Мы отправились изучать остров. Сначала мы изучали его по горизонтали, потом – по вертикали. По горизонтали и вертикали, шаг за шагом, месяц за месяцем. Хотя, про месяцы – это я уже перегнул, не более трех часов понадобилось на все.

– Ничего нет.

Это правда – лишь пустота хвойных деревьев и тишина. Оглушающая тишина. Самым большим разочарованием, конечно, был маяк. Его отсутствие. Мы стояли и молчали.

– Странно, сигареты куда-то делись, – заметил я.

– Думаешь, кто-то их украл?

Я медленно оглянулся.

– Думаю, что как-то слишком тихо для такого острова.

– А я проголодалась.

Вся эта затея нравилась мне все меньше. Чертов любитель гардин, из-за таких как он люди и бросаются под колеса обозрения. Потом бросают друг друга. «Не бросайте, не надо!» – кричат колеса, но тебе кажется, что ты на правильном пути. Люди забывают, что на любых путях две рельсы никогда не пересекаются.

– Давай вернемся вглубь острова, поищем плодовые деревья.

Мы идем, а вокруг только сосны. Сосны и елки. Прекрасный запах. От него еще сильнее хочется есть. Мы пробуем елки – не то. Не то, что сосны, но и сосны лишь навевают меланхоличные мысли. Потом она споткнулась.

– Аккуратней, – говорю, – что там?

– Черт, тут какая-то металлическая штука.

– Надеюсь, не капкан.

– Если бы это был капкан, я бы начала кричать.

– Нет-нет, кричать бесполезно, здесь никто тебя не услышит, никто..

Страшно такое слышать на необитаемом острове, но еще страшней – заваривать одноразовый кофе несколько раз.

Мы пригляделись – металлической штукой оказался замок. Я разгреб вокруг ветки и опилки, и увидел, что замок принадлежит старой двери, находящейся на земле.

– Как думаешь, куда она ведет?

– Уж точно не к маяку.

– И замок такой большой.

– Неправдоподобно большой.

Это правда – замок был такой огромный, что по сути и сама дверь была не намного больше. Железный, тяжелый.

– Нам никогда его не открыть.

– Нам даже его не поднять.

– Хотя однажды я подняла целого дельфина.

– Ничего себе, целого дельфина? И где же это произошло?

– В ресторане.

Я подергал замок. Ничего. Подергал дверь.
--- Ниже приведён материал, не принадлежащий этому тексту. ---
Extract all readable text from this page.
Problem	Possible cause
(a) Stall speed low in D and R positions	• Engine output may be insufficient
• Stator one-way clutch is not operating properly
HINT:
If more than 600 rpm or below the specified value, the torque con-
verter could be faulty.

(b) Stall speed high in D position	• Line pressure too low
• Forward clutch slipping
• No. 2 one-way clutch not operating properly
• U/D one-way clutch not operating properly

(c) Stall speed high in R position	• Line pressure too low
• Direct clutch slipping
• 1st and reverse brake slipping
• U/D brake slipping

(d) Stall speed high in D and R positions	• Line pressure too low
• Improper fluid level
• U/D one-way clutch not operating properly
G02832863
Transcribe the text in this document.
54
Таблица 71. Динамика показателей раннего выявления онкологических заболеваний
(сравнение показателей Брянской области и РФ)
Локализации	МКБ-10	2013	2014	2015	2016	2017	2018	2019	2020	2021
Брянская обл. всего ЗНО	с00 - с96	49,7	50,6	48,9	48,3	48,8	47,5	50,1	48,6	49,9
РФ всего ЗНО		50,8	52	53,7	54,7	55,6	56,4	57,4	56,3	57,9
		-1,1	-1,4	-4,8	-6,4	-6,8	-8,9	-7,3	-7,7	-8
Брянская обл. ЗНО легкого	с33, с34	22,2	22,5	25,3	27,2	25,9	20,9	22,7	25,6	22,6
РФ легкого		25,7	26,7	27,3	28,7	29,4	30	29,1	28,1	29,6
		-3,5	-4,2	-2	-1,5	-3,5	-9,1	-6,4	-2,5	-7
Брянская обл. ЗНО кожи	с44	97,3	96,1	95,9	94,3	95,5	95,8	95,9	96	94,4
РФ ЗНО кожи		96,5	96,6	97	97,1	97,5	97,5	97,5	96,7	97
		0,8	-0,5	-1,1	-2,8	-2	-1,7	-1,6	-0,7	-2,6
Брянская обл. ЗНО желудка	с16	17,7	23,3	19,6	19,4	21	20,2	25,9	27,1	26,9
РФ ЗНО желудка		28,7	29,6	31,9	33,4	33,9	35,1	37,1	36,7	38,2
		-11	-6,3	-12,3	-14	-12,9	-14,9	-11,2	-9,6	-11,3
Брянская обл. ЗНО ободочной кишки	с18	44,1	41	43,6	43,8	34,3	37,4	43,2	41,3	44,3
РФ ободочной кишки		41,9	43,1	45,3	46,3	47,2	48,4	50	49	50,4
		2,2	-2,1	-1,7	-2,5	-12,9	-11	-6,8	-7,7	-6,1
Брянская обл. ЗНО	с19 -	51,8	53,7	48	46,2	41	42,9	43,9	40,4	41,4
Открылась.

– Черт, этот замок ведь даже не прикреплен к ручке!

– И правда – смотри, его зацепили просто за петлю рядом.

Повеяло прохладой. Не холодом, от которого кровь стынет в холодильнике, но тревожной прохладой. Тревожной и приятной. Я открыл дверь нараспашку и увидел лестницу, ведущую в темноту.

– Идем?

– Идем.

4
Зачем кто-то повесил замок рядом с дверью без замка – загадка. Я любил загадки, и ребусы, и аэробусы – помню, как в детстве водитель одного из таких аэробусов посмотрел мне в глаза и сказал абсолютно серьезно: «Запомни, никогда больше не заходи в кабину водителя без спроса!».
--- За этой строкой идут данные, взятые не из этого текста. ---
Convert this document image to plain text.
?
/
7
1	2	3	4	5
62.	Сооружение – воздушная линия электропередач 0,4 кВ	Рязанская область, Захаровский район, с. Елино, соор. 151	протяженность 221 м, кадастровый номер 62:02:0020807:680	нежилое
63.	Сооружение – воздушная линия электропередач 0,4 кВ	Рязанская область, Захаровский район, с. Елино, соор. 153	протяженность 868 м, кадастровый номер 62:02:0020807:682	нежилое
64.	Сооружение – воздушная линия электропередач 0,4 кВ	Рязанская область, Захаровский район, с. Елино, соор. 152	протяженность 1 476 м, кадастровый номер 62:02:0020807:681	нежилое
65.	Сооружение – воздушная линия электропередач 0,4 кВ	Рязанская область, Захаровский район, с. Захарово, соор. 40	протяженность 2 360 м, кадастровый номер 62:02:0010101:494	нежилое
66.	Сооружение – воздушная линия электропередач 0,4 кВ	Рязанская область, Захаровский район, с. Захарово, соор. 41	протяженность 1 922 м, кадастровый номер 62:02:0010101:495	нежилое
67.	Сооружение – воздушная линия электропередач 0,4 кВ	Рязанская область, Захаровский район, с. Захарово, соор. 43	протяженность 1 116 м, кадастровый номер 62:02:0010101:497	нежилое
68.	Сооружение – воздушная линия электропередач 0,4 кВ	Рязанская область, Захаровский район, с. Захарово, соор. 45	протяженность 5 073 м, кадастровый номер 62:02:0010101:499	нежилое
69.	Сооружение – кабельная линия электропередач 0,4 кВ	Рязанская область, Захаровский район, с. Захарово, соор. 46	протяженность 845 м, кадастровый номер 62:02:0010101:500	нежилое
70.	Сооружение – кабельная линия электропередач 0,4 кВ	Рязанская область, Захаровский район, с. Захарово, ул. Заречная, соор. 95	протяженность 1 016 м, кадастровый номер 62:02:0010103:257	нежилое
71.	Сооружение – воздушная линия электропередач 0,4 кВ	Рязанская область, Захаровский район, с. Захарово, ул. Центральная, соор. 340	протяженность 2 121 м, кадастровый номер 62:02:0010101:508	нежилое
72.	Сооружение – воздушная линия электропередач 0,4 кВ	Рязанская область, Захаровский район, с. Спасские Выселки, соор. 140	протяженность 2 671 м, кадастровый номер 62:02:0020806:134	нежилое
Почему я помню эти слова, но не строчки песен битлз – еще одна загадка. Хотя и Джон Леннон нередко приходит ко мне во сне и просит написать ему новых песен.

– Творческий кризис, – говорит Джон.

– Это потому наверно, что ты умер.

– Возможно, возможно..

Мы спускались по лестнице. Сначала было темно, а потом появились окна. Сквозь окна проникал солнечный свет, и это было странно. Видеть солнечный свет под землей.

– Высоко слишком эти окна, не выглянуть.

– Тогда идем дальше.

Лестница была винтовая. Она кружилась, закручивалась и мы кружились с ней – как в вальсе, как в сальсе, на «раз-два-три, раз-два-три», – считал я вслух, а что дальше было уже и не вспомнить.

– Четыре, – подсказывает она.

– Спасибо.

Она выпивает четыре чашки кофе, потом еще две, и все это на голодный желудок, на желудок праздничный, одухотворенный, под Джима Моррисона и Мориса Равеля, в нижнем белье и без, под и на, ускорители и антидепрессанты, друг за другом, отчаяние за отчаянием. Любовь – это западня, бассейн, в которой ты заходишь наивным агнцем, а выходишь – Брайаном Джонсом.

– А кто-то фотографирует меня, пока я голая, – наконец признается она.

– Черт, и часто ты бываешь голая?

– Только тогда, когда меня фотографируют.

Лестница подходит к концу – внизу помещение. Там большие панорамные окна. Истина уже близко, она почти у нас на языках.

Я спускаюсь, и смотрю – бескрайнее синее небо на сотни миль вокруг. Прекрасное небо, прекрасные мили.

– А почему оно внизу? – спрашивает она.

И я не знаю, что ей ответить. Но это так – мы выглядываем из окон, и понимаем, что небо – под нами. Где-то внизу. А в центре помещения стоит гигантская лампа с кучей стекол и зеркал.

– Черт, да это же маяк!

– Похоже на маяк, – соглашается она.

– Только он растет не вверх, а вниз.

– Под землю растет.

– Подземный маяк.

От этого становится немного не по себе. Мне хочется отвлечься, забыться – я спрашиваю про те эротические фотографии, которые мы обсуждали, пока спускались по лестнице.

– Они не очень хорошего качества, – говорит.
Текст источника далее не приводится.